# Scratches and scuffs in interior



## dparenti (Jan 18, 2007)

what products are good to remove scratches and scuffs, for example form the same material that the glove box is made out of like not cloth but i dont know what to call it lol


----------



## billjitsu (Feb 8, 2006)

dparenti said:


> what products are good to remove scratches and scuffs, for example form the same material that the glove box is made out of like not cloth but i dont know what to call it lol


Basically this is vinyl, right? Hard plastic-like material?
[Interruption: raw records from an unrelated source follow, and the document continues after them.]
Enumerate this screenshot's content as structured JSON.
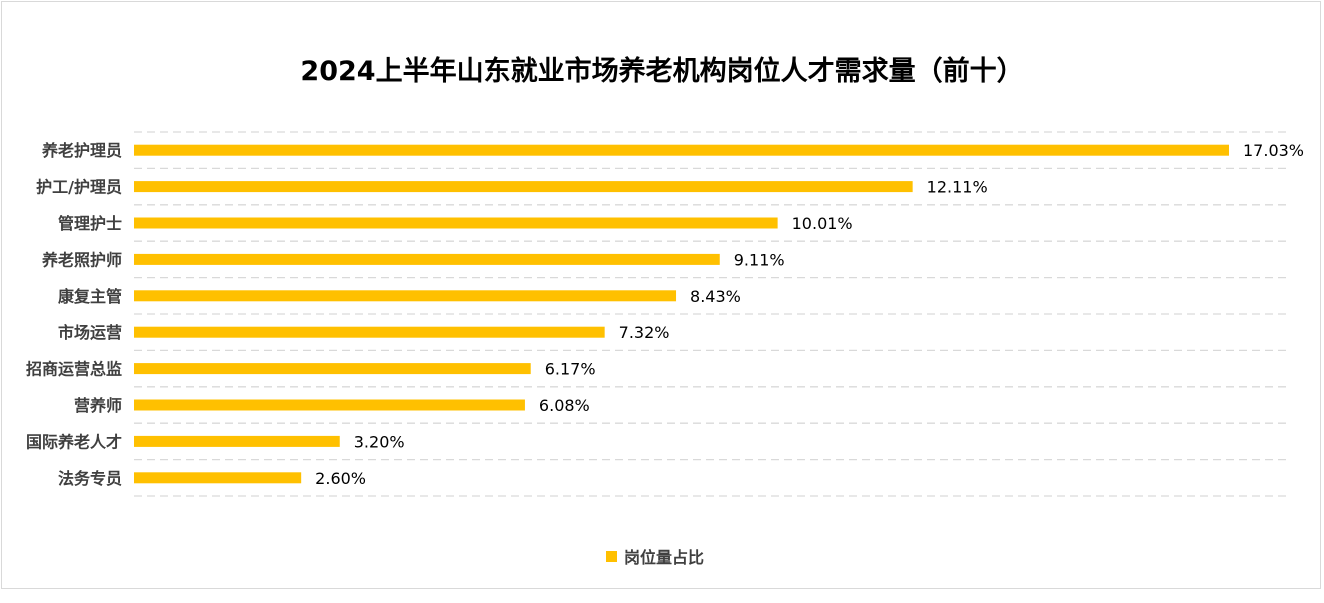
{
  "chart_data": {
    "type": "bar",
    "orientation": "horizontal",
    "title": "2024上半年山东就业市场养老机构岗位人才需求量（前十）",
    "categories": [
      "养老护理员",
      "护工/护理员",
      "管理护士",
      "养老照护师",
      "康复主管",
      "市场运营",
      "招商运营总监",
      "营养师",
      "国际养老人才",
      "法务专员"
    ],
    "series": [
      {
        "name": "岗位量占比",
        "values": [
          17.03,
          12.11,
          10.01,
          9.11,
          8.43,
          7.32,
          6.17,
          6.08,
          3.2,
          2.6
        ],
        "labels": [
          "17.03%",
          "12.11%",
          "10.01%",
          "9.11%",
          "8.43%",
          "7.32%",
          "6.17%",
          "6.08%",
          "3.20%",
          "2.60%"
        ],
        "color": "#FFC000"
      }
    ],
    "xlim": [
      0,
      17.03
    ],
    "grid": true,
    "legend": "bottom"
  }
}
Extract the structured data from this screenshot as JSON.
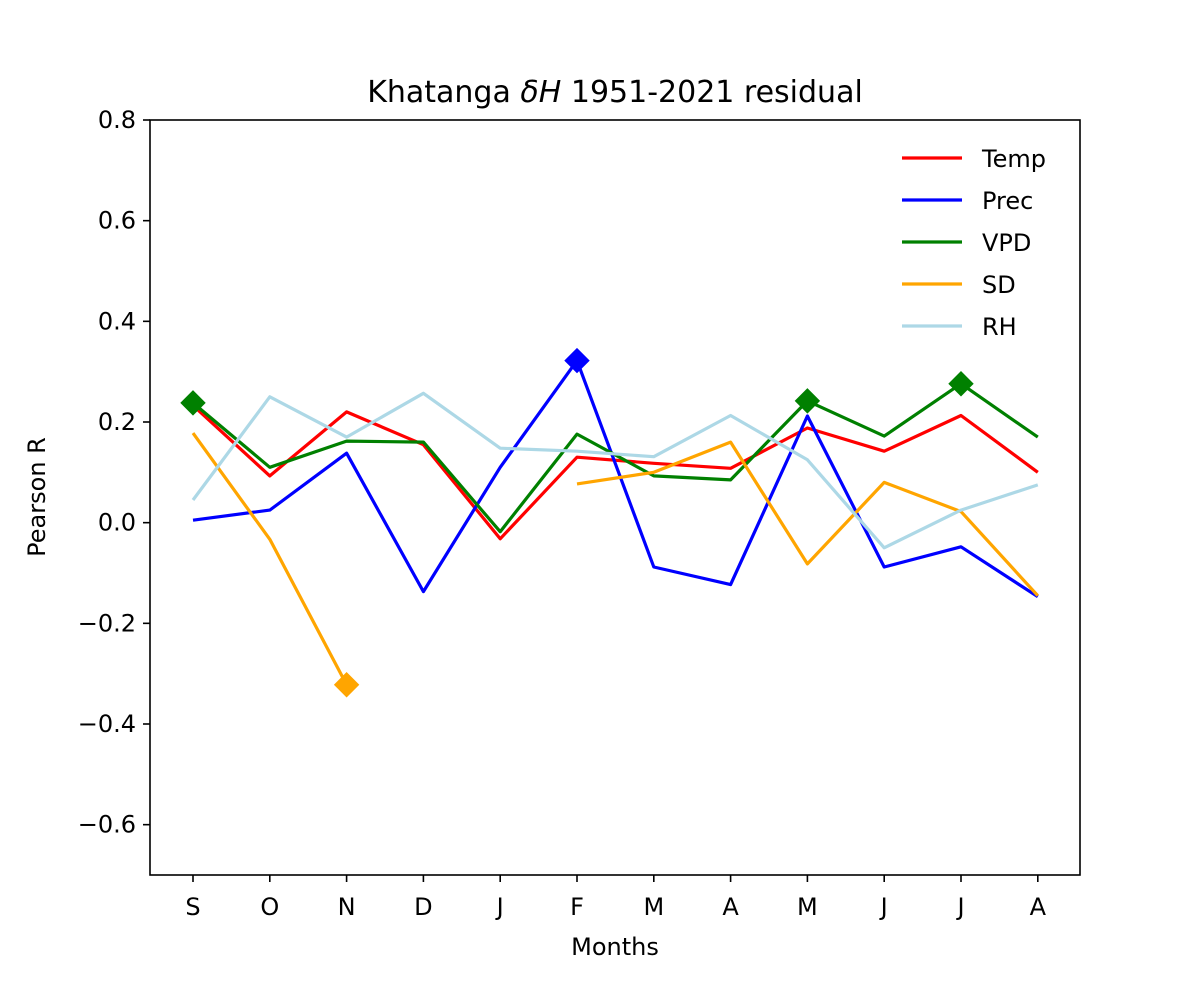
{
  "chart_data": {
    "type": "line",
    "title": "Khatanga δH 1951-2021 residual",
    "title_parts": {
      "prefix": "Khatanga ",
      "italic_delta": "δ",
      "italic_h": "H",
      "suffix": " 1951-2021 residual"
    },
    "xlabel": "Months",
    "ylabel": "Pearson R",
    "categories": [
      "S",
      "O",
      "N",
      "D",
      "J",
      "F",
      "M",
      "A",
      "M",
      "J",
      "J",
      "A"
    ],
    "ylim": [
      -0.7,
      0.8
    ],
    "yticks": [
      -0.6,
      -0.4,
      -0.2,
      0.0,
      0.2,
      0.4,
      0.6,
      0.8
    ],
    "ytick_labels": [
      "−0.6",
      "−0.4",
      "−0.2",
      "0.0",
      "0.2",
      "0.4",
      "0.6",
      "0.8"
    ],
    "grid": false,
    "legend_position": "top-right",
    "series": [
      {
        "name": "Temp",
        "color": "#ff0000",
        "values": [
          0.233,
          0.093,
          0.22,
          0.155,
          -0.032,
          0.13,
          0.118,
          0.108,
          0.188,
          0.142,
          0.213,
          0.1
        ],
        "significant": []
      },
      {
        "name": "Prec",
        "color": "#0000ff",
        "values": [
          0.005,
          0.025,
          0.138,
          -0.137,
          0.11,
          0.322,
          -0.088,
          -0.123,
          0.212,
          -0.088,
          -0.048,
          -0.147
        ],
        "significant": [
          5
        ]
      },
      {
        "name": "VPD",
        "color": "#008000",
        "values": [
          0.238,
          0.11,
          0.162,
          0.16,
          -0.018,
          0.176,
          0.093,
          0.085,
          0.242,
          0.172,
          0.276,
          0.17
        ],
        "significant": [
          0,
          8,
          10
        ]
      },
      {
        "name": "SD",
        "color": "#ffa500",
        "segments": [
          {
            "start": 0,
            "values": [
              0.178,
              -0.033,
              -0.322
            ]
          },
          {
            "start": 5,
            "values": [
              0.077,
              0.1,
              0.16,
              -0.082,
              0.08,
              0.022,
              -0.145
            ]
          }
        ],
        "significant": [
          2
        ]
      },
      {
        "name": "RH",
        "color": "#add8e6",
        "values": [
          0.045,
          0.25,
          0.17,
          0.257,
          0.148,
          0.142,
          0.131,
          0.213,
          0.125,
          -0.05,
          0.025,
          0.075
        ],
        "significant": []
      }
    ]
  }
}
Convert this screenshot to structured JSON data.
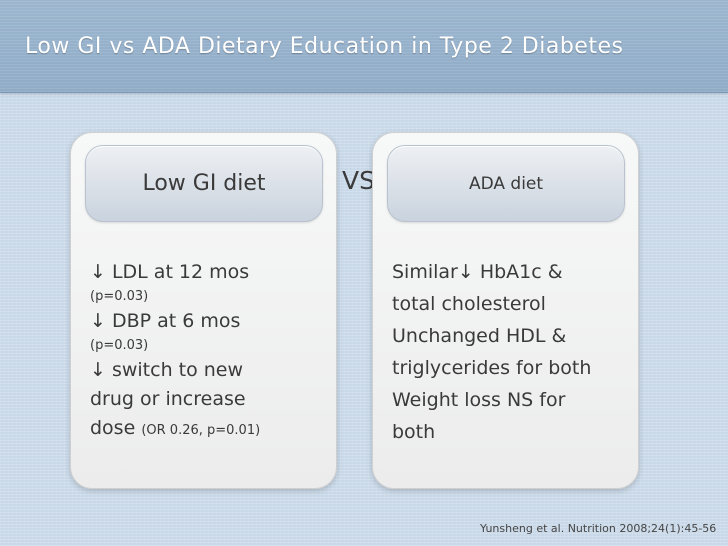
{
  "slide": {
    "title": "Low GI vs ADA Dietary Education in Type 2 Diabetes",
    "vs": "VS",
    "citation": "Yunsheng et al. Nutrition 2008;24(1):45-56"
  },
  "left_panel": {
    "header": "Low GI diet",
    "items": [
      {
        "arrow": "↓",
        "text": " LDL at 12 mos",
        "note": "(p=0.03)"
      },
      {
        "arrow": "↓",
        "text": " DBP at 6 mos",
        "note": "(p=0.03)"
      },
      {
        "arrow": "↓",
        "text": " switch to new",
        "line2": "drug or increase",
        "line3": "dose",
        "note": "(OR 0.26, p=0.01)"
      }
    ]
  },
  "right_panel": {
    "header": "ADA diet",
    "lines": [
      "Similar↓ HbA1c &",
      "total cholesterol",
      "Unchanged HDL &",
      "triglycerides for both",
      "Weight loss NS for",
      "both"
    ]
  }
}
I've had issues with this myself, but have had good luck with mild soap solutions to clean off dirt and debris. 

If you have scratches in the vinyl, or cracks, you may be better off replacing the part if it's a small trim piece, as I don't know of anything that will really fix this, especially if you have a deeper gouge.


----------



## dparenti (Jan 18, 2007)

well its little scuffs, thanks i just thoought there might be a product readily available that is worth buying. thanks


----------



## redser (Aug 30, 2006)

If it is just plastic then you can use a lighter to heat up the scratch a little (not much at all) and then use a scrap peice of vinyl to put a texture on it. if you heat it up too much it will get shinny but if you just pass the flame over the scratch then dab it with they vinyl than it will fade way.
As for a scratch in vinyal or leather you can try some cleaners to help get it out but there is not much you can do besides replaceing it. you can get mathcing color vinyl at any auto trim place or apohlstry shop.


----------